Possibilities proffered for the first floor include a coffee shop and bringing in more evening events like weddings and dance parties when the station is closed to passengers.
City officials and Friends of Tampa Union Station believe a renovation scheduled for 2023 will attract more evening events to the historic train station. More community groups and events could make use of the upstairs board room, where photos capturing moments in time from the station’s history line the walls and a large wood conference table stands in the middle of the room. The upstairs office space, where unused desks are scattered around the room, is envisioned as a business incubator or coworking space.

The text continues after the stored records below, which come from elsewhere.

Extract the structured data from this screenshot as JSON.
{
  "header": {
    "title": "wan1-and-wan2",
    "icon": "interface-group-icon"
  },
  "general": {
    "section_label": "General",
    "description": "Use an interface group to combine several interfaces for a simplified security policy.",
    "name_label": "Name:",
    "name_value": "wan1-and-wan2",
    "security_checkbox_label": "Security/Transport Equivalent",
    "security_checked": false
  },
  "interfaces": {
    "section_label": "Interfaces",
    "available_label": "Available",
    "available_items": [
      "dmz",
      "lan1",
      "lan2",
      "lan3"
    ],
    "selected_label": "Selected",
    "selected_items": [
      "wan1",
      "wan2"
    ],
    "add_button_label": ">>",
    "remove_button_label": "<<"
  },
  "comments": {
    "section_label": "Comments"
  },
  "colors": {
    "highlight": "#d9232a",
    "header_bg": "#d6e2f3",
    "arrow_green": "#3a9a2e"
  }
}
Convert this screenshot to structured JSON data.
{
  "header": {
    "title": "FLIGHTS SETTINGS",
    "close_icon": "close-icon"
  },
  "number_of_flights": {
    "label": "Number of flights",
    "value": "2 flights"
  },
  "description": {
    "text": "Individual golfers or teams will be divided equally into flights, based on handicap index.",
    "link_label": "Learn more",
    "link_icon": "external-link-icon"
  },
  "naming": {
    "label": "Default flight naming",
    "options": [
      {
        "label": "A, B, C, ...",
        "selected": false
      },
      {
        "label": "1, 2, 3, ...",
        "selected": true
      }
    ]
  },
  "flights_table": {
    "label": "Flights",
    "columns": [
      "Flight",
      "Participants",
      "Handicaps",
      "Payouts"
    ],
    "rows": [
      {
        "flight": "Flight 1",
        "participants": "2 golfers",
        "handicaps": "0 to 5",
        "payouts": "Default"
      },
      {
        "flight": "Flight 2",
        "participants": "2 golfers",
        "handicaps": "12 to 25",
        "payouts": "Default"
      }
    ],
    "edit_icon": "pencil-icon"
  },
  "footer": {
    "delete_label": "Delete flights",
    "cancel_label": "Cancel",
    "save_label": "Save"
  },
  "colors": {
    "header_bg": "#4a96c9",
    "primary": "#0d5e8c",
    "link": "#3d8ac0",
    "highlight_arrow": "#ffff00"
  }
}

A renovated station can be another unique piece of the puzzle for a bustling downtown. A recently completed smaller-scale renovation project has already generated some additional activity. On a recent weekday evening, the USF School of Architecture and Community Design held an event in the station’s newly renovated baggage building, which dates back to the opening of the station in 1912. Inside, pictures of moments from the station’s past line the brick walls and the original luggage scale remains in place to this day.
For years, the baggage building has been rarely used except for “Tampa Train Day,” a popular event on the second Saturday in May that celebrates the anniversary of the historic train station’s opening in May 1912 and our nostalgic love of train travel. After COVID hit, that event has not happened the last three years but will return in 2023, Miklus says.
The baggage building renovation added an HVAC system and fire sprinklers for the first time, upgraded the electrical service, rebuilt windows and doors and restored areas of the floor with period-era pavers from a City of Tampa storage yard. A charitable bequest from John McQuigg and grants from the Hillsborough County Historic Preservation Challenge Grant Program and the Tom E. Dailey Foundation funded that project in what Miklus describes as a successful public-private partnership.
The late McQuigg was a board member of Tampa Union Station Preservation &
Redevelopment, the nonprofit that raised money for the earlier major renovation and repair that led to the reopening of the station in 1998. Today, his son Jackson McQuigg is on the board of Friends of Tampa Union Station, Miklus says.
At the adjacent main station building, the significant renovation and repair work needed includes new plaster, roof repairs, electrical and restroom upgrades, window and door replacements, painting, termite treatment and the installation of public art. The city has selected The Collage Companies to handle that project.
Tampa’s Community Redevelopment Agency has put funding in place up front to accelerate the project with the idea that city government and the Friends of Tampa Union Station group will go after grants to reimburse the CRA. Miklus says the nonprofit group, with the assistance of the city, has already won approval for a nearly $500,000 state grant. They plan to apply for a larger grant from the Federal Railroad Administration next year.
Miklus sums up the decades-long dedication volunteer nonprofit groups have had to restoring and preserving the historic train station with a quote attributed to Daniel Sack, a historic preservation advocate in Buffalo, New York:
"We regret much of what we've built; we regret much of what we've torn down. But we've never regretted preserving anything."